Mandeville, Henry

Mandeville, Henry D.D., a (Dutch) Reformed minister, was born at Kinderhook, N. Y., March 6, 1804; graduated at Union College in 1826, and at New Brunswick Theological Seminary in 1829, and was licensed by the Classis of Albany in 1829. His ministry was chiefly spent in the Reformed Church in the State of New York, viz., at Shawangunk, 1829-31; Geneva, 1831-34; Utica, 1834-41. From 1841 to 1849 he was professor of moral philosophy and belles-lettres in Hamilton College, N. Y. While in this position he published several valuable text-books on elocution and English literature, which evince his thorough scholarship and "aptness to teach." From Hamilton College he was called to the Government Street Presbyterian Church, Mobile, Ala., where he died of yellow fever in 1858. Dr. Mandeville was a man of large frame, imposing presence, and cultivated manners. He was a brilliant pulpit orator, a powerful reasoner, a successful preacher and professor, and a faithful pastor. He gloried in the cross of Christ, and devoted all of his fine powers to his work.
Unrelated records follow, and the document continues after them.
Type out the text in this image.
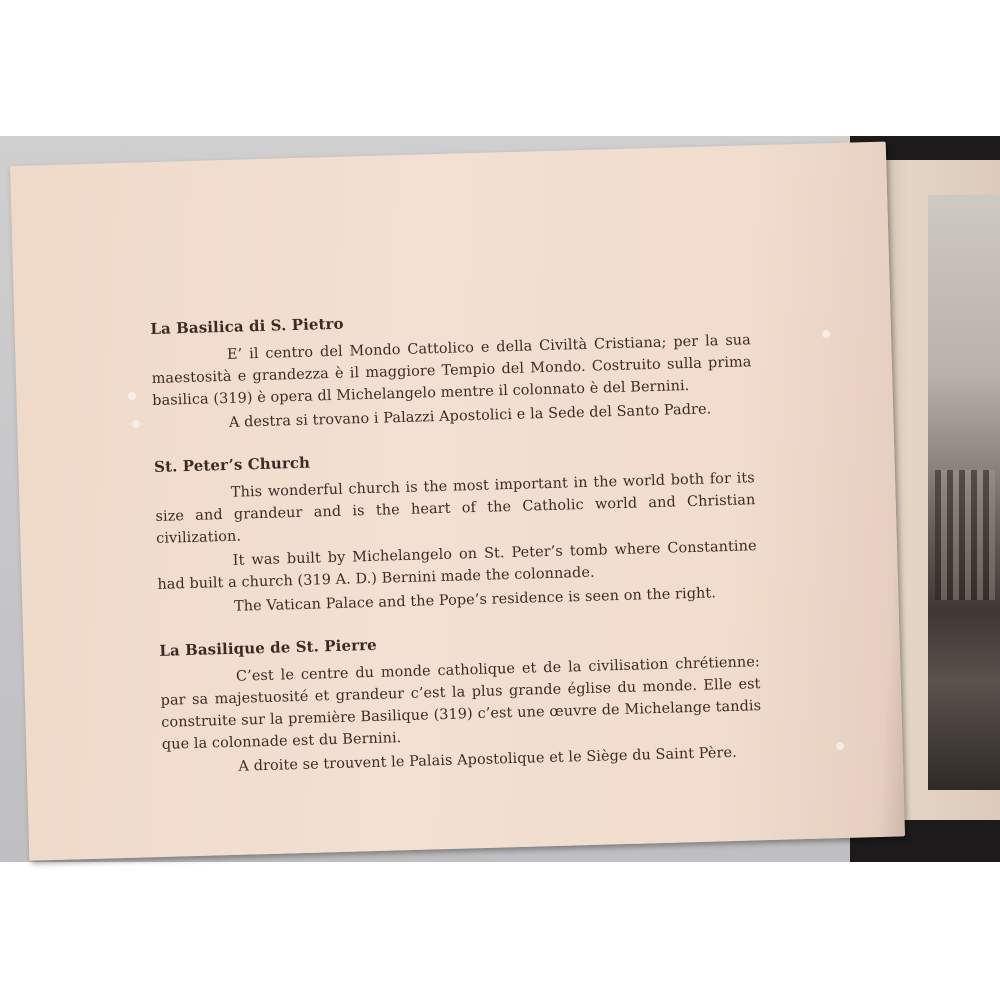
La Basilica di S. Pietro

E’ il centro del Mondo Cattolico e della Civiltà Cristiana; per la sua maestosità e grandezza è il maggiore Tempio del Mondo. Costruito sulla prima basilica (319) è opera dl Michelangelo mentre il colonnato è del Bernini.

A destra si trovano i Palazzi Apostolici e la Sede del Santo Padre.

St. Peter’s Church

This wonderful church is the most important in the world both for its size and grandeur and is the heart of the Catholic world and Christian civilization.

It was built by Michelangelo on St. Peter’s tomb where Constantine had built a church (319 A. D.) Bernini made the colonnade.

The Vatican Palace and the Pope’s residence is seen on the right.

La Basilique de St. Pierre

C’est le centre du monde catholique et de la civilisation chrétienne: par sa majestuosité et grandeur c’est la plus grande église du monde. Elle est construite sur la première Basilique (319) c’est une œuvre de Michelange tandis que la colonnade est du Bernini.

A droite se trouvent le Palais Apostolique et le Siège du Saint Père.
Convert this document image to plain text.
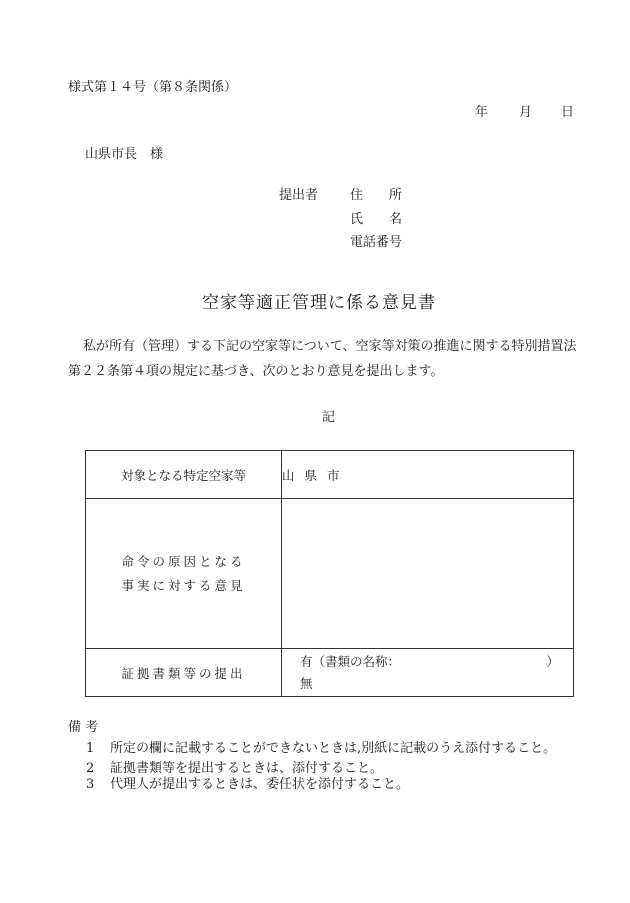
様式第１４号（第８条関係）
年 月 日
山県市長　様
提出者 住　　所
氏　　名
電話番号
空家等適正管理に係る意見書
私が所有（管理）する下記の空家等について、空家等対策の推進に関する特別措置法第２２条第４項の規定に基づき、次のとおり意見を提出します。
記
対象となる特定空家等	山 県 市

命令の原因となる
事実に対する意見	

証拠書類等の提出	有（書類の名称： ）
無
備 考
1	所定の欄に記載することができないときは,別紙に記載のうえ添付すること。
2	証拠書類等を提出するときは、添付すること。
3	代理人が提出するときは、委任状を添付すること。
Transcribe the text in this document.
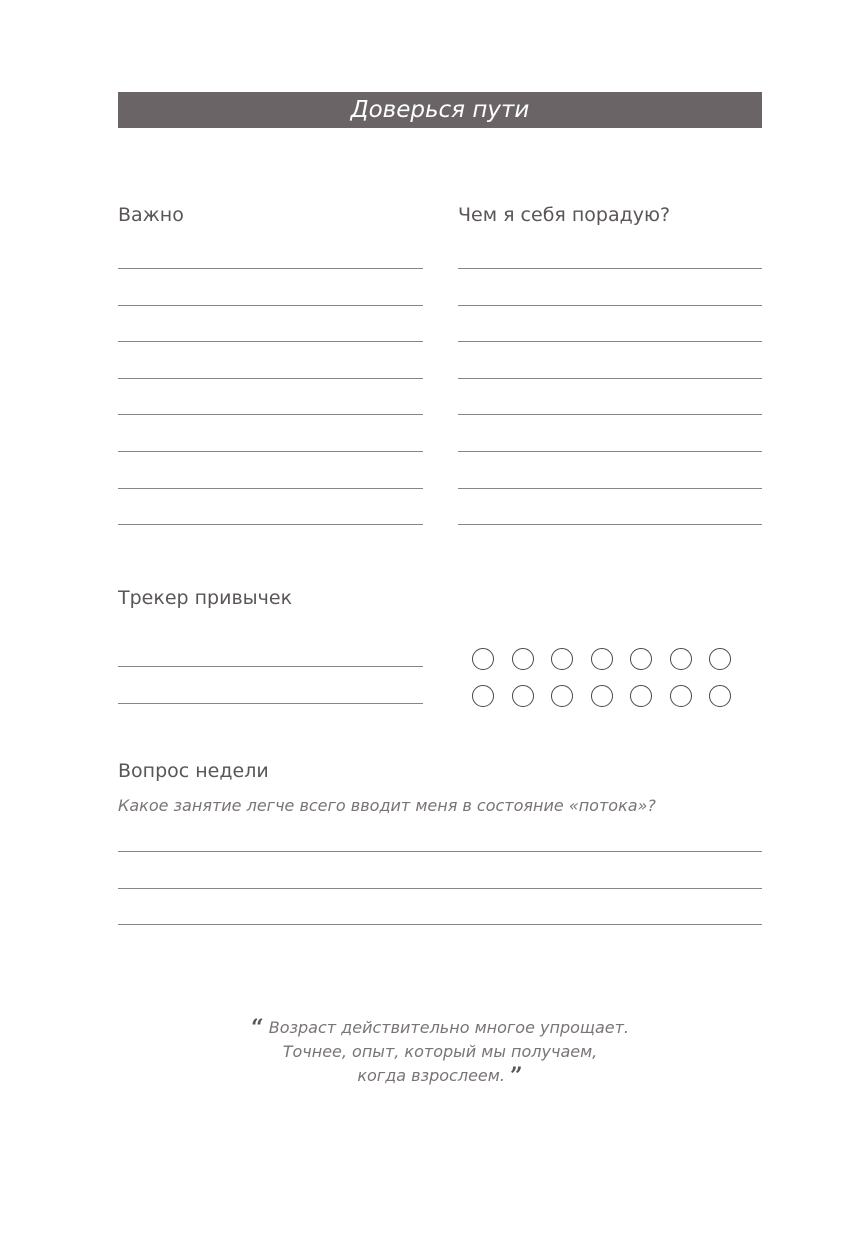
Доверься пути
Важно	Чем я себя порадую?
Трекер привычек
Вопрос недели
Какое занятие легче всего вводит меня в состояние «потока»?
“ Возраст действительно многое упрощает.
Точнее, опыт, который мы получаем,
когда взрослеем. ”
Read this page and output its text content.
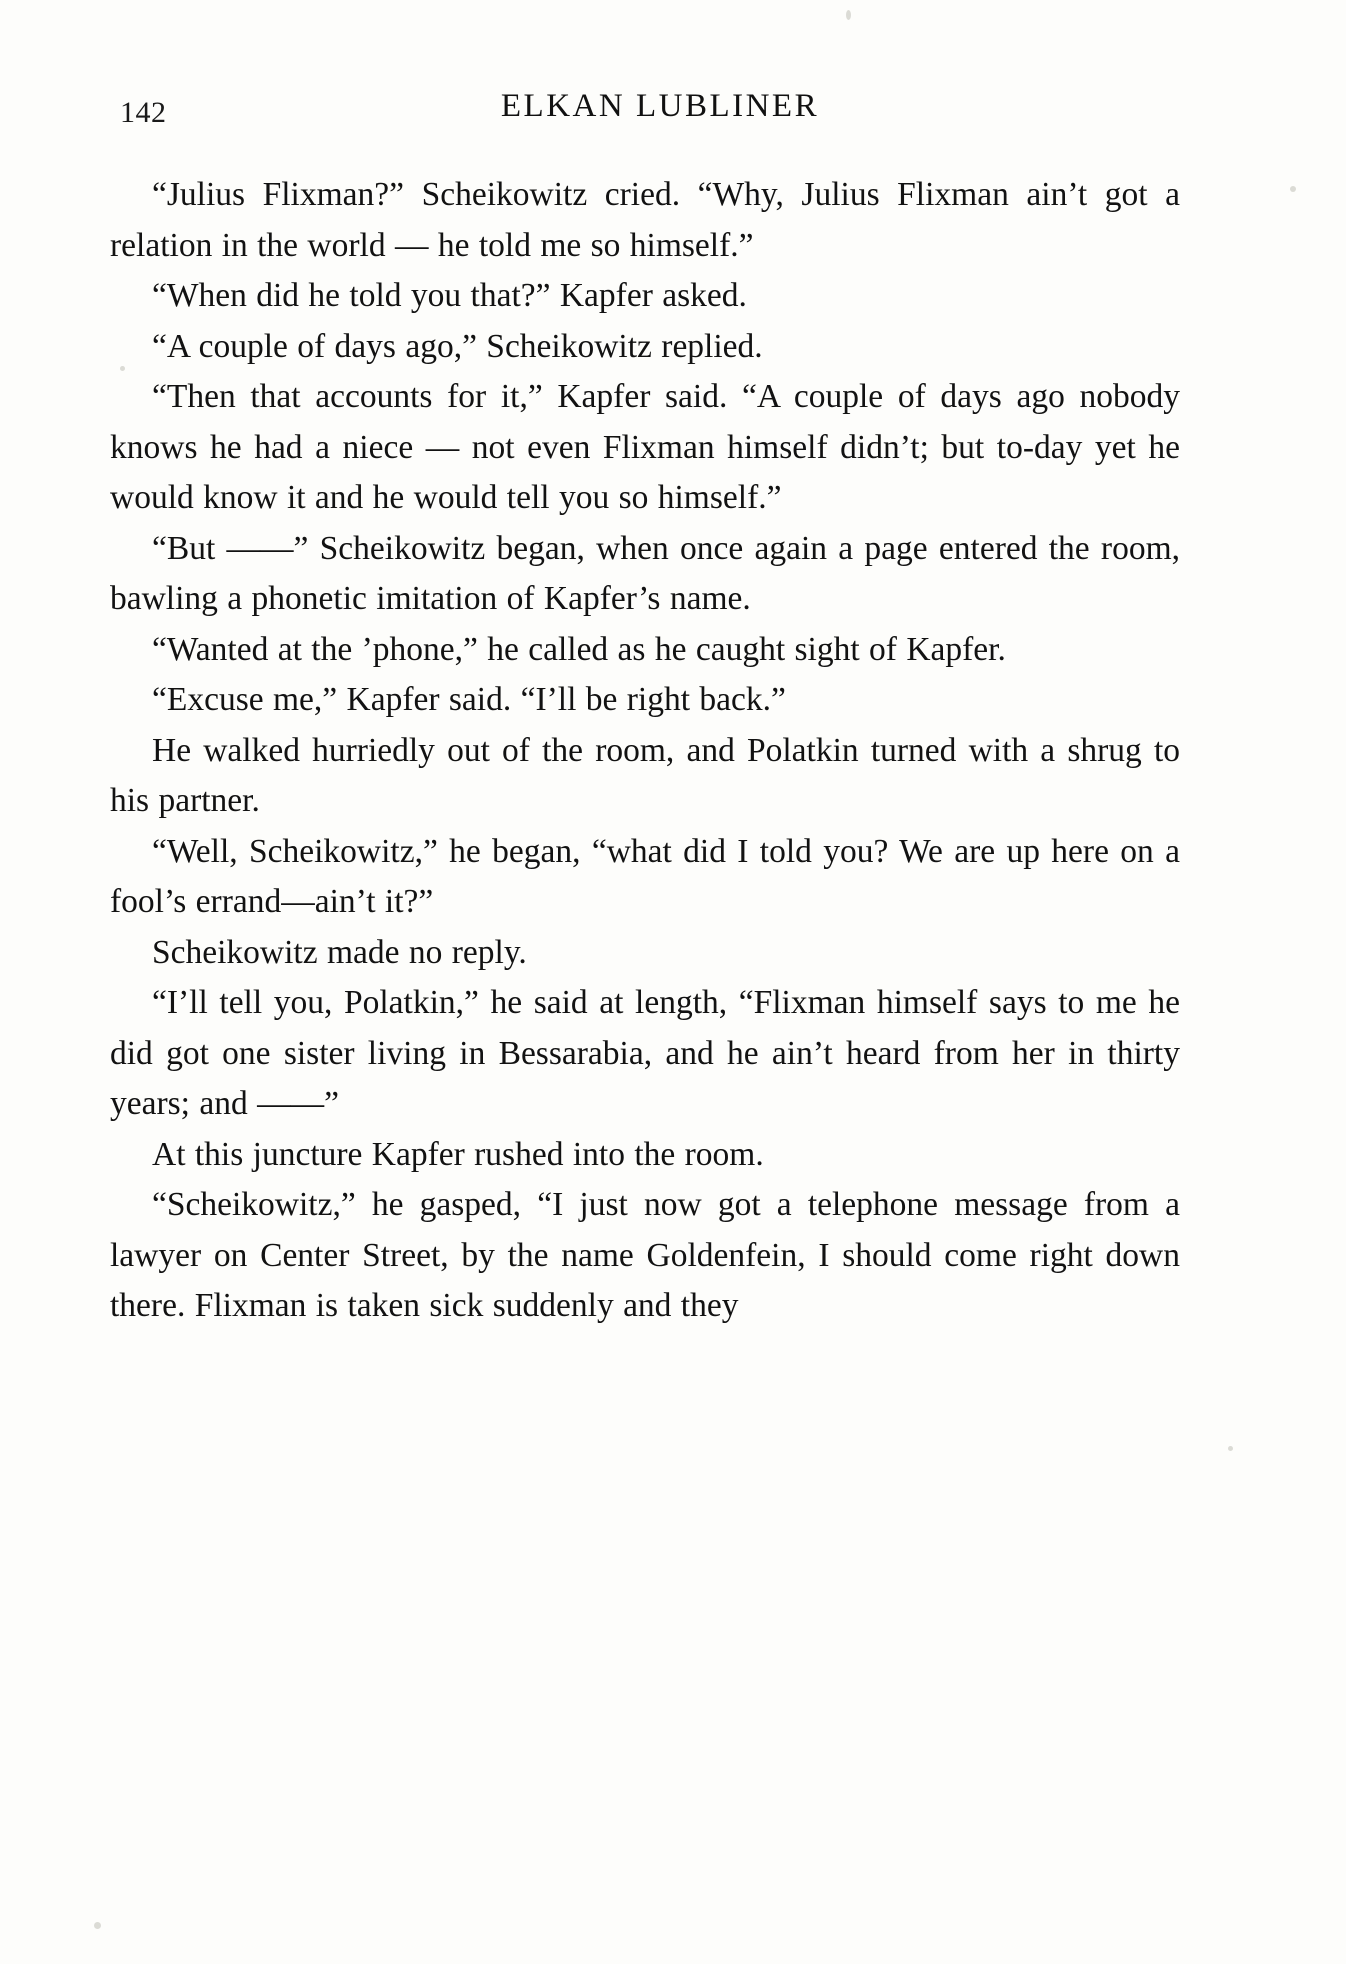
142	ELKAN LUBLINER

“Julius Flixman?” Scheikowitz cried. “Why, Julius Flixman ain’t got a relation in the world — he told me so himself.”

“When did he told you that?” Kapfer asked.

“A couple of days ago,” Scheikowitz replied.

“Then that accounts for it,” Kapfer said. “A couple of days ago nobody knows he had a niece — not even Flixman himself didn’t; but to-day yet he would know it and he would tell you so himself.”

“But ——” Scheikowitz began, when once again a page entered the room, bawling a phonetic imitation of Kapfer’s name.

“Wanted at the ’phone,” he called as he caught sight of Kapfer.

“Excuse me,” Kapfer said. “I’ll be right back.”

He walked hurriedly out of the room, and Polatkin turned with a shrug to his partner.

“Well, Scheikowitz,” he began, “what did I told you? We are up here on a fool’s errand—ain’t it?”

Scheikowitz made no reply.

“I’ll tell you, Polatkin,” he said at length, “Flixman himself says to me he did got one sister living in Bessarabia, and he ain’t heard from her in thirty years; and ——”

At this juncture Kapfer rushed into the room.

“Scheikowitz,” he gasped, “I just now got a telephone message from a lawyer on Center Street, by the name Goldenfein, I should come right down there. Flixman is taken sick suddenly and they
His published address on the Reflex Influence of Foreign Missions, which was delivered before the Society of Inquiry of the Theological Seminary at New Brunswick, N. J., in 1847, is a masterpiece of reasoning and eloquence, and a worthy memorial of the author's genius, piety, and zeal. — Personal Recollections; Corwin's Manual, s.v. (W. J. R. T.)